Within the framework of Article 11 of Law No. 6698, you have the following rights regarding your personal data shared with us within the purposes and methods of processing personal data specified in this Personal Data Protection Policy:

a) To learn whether personal data is processed,
b) To request information if personal data has been processed,
c) To learn the purpose of processing personal data and whether they are used appropriately for their purpose,
d) To know the third parties in the country or abroad to whom personal data is transferred,
e) To request correction of personal data if it is incomplete or incorrectly processed,
f) To request the deletion or destruction of personal data within the framework of the conditions stipulated in Article 7/f.1 and Article 17 of the Turkish Penal Code,
g) To request that the operations carried out as per paragraphs (d) and (e) be notified to third parties to whom personal data has been transferred,
h) To object to the occurrence of a result against the individual by analyzing the processed data exclusively through automated systems,
i) To claim compensation for the damages arising from the unlawful processing of personal data.
You can always contact us using the “Application Form” on our website and the methods specified in this form to exercise these rights.

Correct and Up-to-Date Storage of Your Personal Data
The relevant individual groups, whose personal data we process on the website and/or directly provided by them due to the contract relationship, have acknowledged that they are aware of the importance of ensuring that the personal data shared is accurate and up-to-date in terms of exercising their rights over personal data under the Personal Data Protection Law and other relevant legislation, and that they fully accept and declare that the responsibility arising from providing incorrect information will be entirely theirs. You can reach us at kvkk@melden.com to make changes and/or updates to your shared personal data.

Personal Data Retention Period
The retention period for personal data of online visitors is 2 years in accordance with Law No. 5651. The retention period for CCTV recordings of physical visitors is 90 days. Personal data related to identity information is stored in accordance with the periods stipulated in the relevant legislation. Personal data of suppliers are kept for 10 years from the end of the legal relationship in accordance with the legislation.

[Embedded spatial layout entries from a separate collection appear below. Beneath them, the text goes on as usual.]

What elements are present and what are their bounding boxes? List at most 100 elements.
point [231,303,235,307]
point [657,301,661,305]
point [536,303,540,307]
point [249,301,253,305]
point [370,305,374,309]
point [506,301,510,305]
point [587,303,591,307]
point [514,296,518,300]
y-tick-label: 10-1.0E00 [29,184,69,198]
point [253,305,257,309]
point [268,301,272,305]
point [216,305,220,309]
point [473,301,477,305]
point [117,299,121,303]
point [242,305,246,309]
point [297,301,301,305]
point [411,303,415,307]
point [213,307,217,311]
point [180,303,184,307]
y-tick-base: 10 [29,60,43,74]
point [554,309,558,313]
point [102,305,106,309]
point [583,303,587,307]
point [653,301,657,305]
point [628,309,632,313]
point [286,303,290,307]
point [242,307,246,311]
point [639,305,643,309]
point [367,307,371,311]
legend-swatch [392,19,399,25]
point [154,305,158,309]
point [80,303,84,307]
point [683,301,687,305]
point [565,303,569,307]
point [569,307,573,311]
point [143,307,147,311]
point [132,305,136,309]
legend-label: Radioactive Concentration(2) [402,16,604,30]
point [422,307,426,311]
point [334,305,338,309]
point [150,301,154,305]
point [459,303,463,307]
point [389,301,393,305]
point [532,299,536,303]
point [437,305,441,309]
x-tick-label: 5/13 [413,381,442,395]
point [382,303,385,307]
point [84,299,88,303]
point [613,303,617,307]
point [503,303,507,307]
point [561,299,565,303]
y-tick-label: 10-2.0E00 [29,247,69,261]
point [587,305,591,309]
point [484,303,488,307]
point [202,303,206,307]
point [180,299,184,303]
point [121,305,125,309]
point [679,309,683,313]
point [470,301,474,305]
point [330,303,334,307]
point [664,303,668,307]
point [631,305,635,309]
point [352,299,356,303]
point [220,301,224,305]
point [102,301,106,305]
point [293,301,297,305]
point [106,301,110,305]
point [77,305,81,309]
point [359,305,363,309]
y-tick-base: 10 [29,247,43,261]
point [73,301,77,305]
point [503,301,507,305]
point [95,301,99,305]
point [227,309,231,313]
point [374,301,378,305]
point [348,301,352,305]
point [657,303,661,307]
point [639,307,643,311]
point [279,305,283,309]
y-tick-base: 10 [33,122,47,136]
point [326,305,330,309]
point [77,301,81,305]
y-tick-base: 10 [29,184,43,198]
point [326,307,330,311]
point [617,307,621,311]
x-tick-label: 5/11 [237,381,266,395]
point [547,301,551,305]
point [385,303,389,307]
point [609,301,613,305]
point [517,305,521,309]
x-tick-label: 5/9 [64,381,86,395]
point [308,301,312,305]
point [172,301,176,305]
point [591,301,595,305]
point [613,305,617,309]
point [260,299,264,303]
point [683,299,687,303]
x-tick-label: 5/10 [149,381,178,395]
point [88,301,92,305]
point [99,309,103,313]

Deletion, Destruction, or Anonymization of Your Personal Data
Personal data processed for the purposes stated in this Personal Data Protection Policy will continue to be used after being anonymized by us, following the expiration of the obligation to process under Article 7/f.1 of Law No. 6698 and the periods stipulated by the Laws and in accordance with the method of anonymization specified in the Personal Data Protection Board’s Guide on Deletion, Destruction, or Anonymization of Personal Data, and as long as there is no need for storage under Article 138 of the Turkish Penal Code.

Changes and Updates to the Policy

Melden Turz. San. ve Tic. A.Ş. may make changes or updates to this Policy in accordance with legal regulations and Company Policy. Necessary notifications about the new Policy text reflecting all these changes and updates will be made to the relevant individuals through the website.